As a result of the information we receive and through our potential to adjust to the world we live in, we end up with an orientation either to a safe and secure or a trauma filled world.  Child abuse during critical developmental stages communicates on the molecular level what the conditions of our early world are like.  Our body has the miraculous ability to receive these signals of information and to adjust our development accordingly.

On the most basic level, when we are considering the effects that severe and early trauma has on a developing infant-child, this is what we are talking about – orientation in the world that determines how our resource management systems develop and operate to maximize our chances of survival.

Those of us who had to develop in a malevolent world have a body that is designed through flexible adaptive abilities during early development to be oriented to survival in a malevolent world.  Everything our body-brain knows about being in the world was set by this initial orientation-in-the-world process.

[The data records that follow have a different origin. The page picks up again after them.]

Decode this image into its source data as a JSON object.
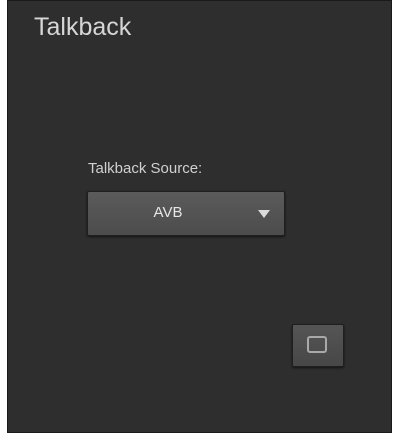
{
  "panel": {
    "title": "Talkback"
  },
  "talkback_source": {
    "label": "Talkback Source:",
    "selected": "AVB",
    "caret_icon": "triangle-down-icon"
  },
  "toggle_button": {
    "icon": "square-outline-icon"
  },
  "colors": {
    "panel_bg": "#2e2e2e",
    "control_bg": "#555555",
    "text": "#d6d6d6"
  }
}
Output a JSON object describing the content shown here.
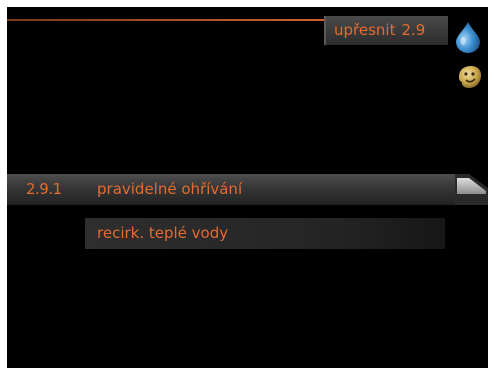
{
  "header": {
    "title": "upřesnit",
    "menu_number": "2.9"
  },
  "icons": {
    "status_icon": "water-drop-icon",
    "user_icon": "smiley-face-icon"
  },
  "menu": {
    "items": [
      {
        "number": "2.9.1",
        "label": "pravidelné ohřívání",
        "selected": true
      },
      {
        "number": "",
        "label": "recirk. teplé vody",
        "selected": false
      }
    ]
  },
  "colors": {
    "accent": "#e36b2f",
    "background": "#000000",
    "drop": "#3d8fd1"
  }
}
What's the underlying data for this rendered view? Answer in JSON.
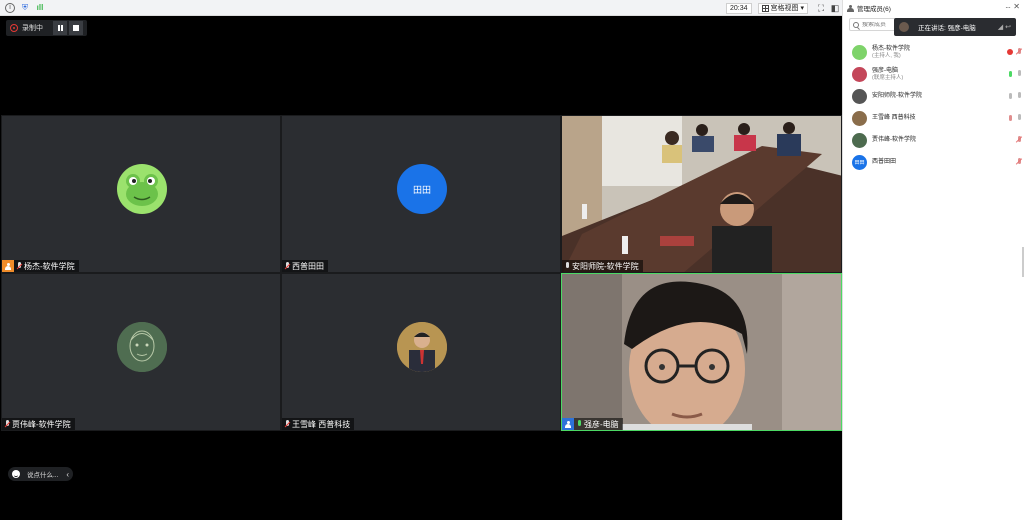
{
  "topbar": {
    "time": "20:34",
    "view_label": "宫格视图",
    "view_caret": "▾"
  },
  "recording": {
    "label": "录制中"
  },
  "tiles": [
    {
      "name": "杨杰-软件学院",
      "is_host": true
    },
    {
      "name": "西普田田",
      "avatar_text": "田田"
    },
    {
      "name": "安阳师院-软件学院"
    },
    {
      "name": "贾伟峰-软件学院"
    },
    {
      "name": "王雪峰 西普科技"
    },
    {
      "name": "强彦-电脑",
      "is_cohost": true
    }
  ],
  "sidebar": {
    "title": "管理成员(6)",
    "more": "···",
    "close": "✕",
    "search_placeholder": "搜索成员",
    "speaking": "正在讲话: 强彦-电脑",
    "members": [
      {
        "name": "杨杰-软件学院",
        "role": "(主持人, 我)",
        "avatar_color": "#7ed36a"
      },
      {
        "name": "强彦-电脑",
        "role": "(联席主持人)",
        "avatar_color": "#c4475a"
      },
      {
        "name": "安阳师院-软件学院",
        "role": "",
        "avatar_color": "#555555"
      },
      {
        "name": "王雪峰 西普科技",
        "role": "",
        "avatar_color": "#8a6d4b"
      },
      {
        "name": "贾伟峰-软件学院",
        "role": "",
        "avatar_color": "#4d6b4f"
      },
      {
        "name": "西普田田",
        "role": "",
        "avatar_color": "#1a73e8",
        "avatar_text": "田田"
      }
    ]
  },
  "chat": {
    "placeholder": "说点什么...",
    "chevron": "‹"
  },
  "colors": {
    "accent_blue": "#1a73e8",
    "record_red": "#e53935",
    "tile_bg": "#2b2d31"
  }
}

Current clinical thinking about trauma uses a model that looks like this:

Pre-trauma > trauma > post-trauma

That model DOES NOT apply to me.

Because I was born into a world filled with trauma, and because my tiny body-brain had to adapt its development in response to surviving that trauma, trauma built itself into me.  My most fundamental physiological orientation is based on surviving trauma.  I never had a ‘pre-trauma’ state.  Without having one, I cannot have a ‘post-trauma’ state, either.

So what might a severe infant-child abuse survivor’s trauma model look like?

Trauma < > trauma < > trauma

This model represents to me the development of a body-brain on all levels that has trauma at its origins because trauma was present at ground zero when development occurred.  (I am saying ground zero, but in my case that point happened at the moment I was born.  Variations of trauma can exist in utero.  In my case it did not.)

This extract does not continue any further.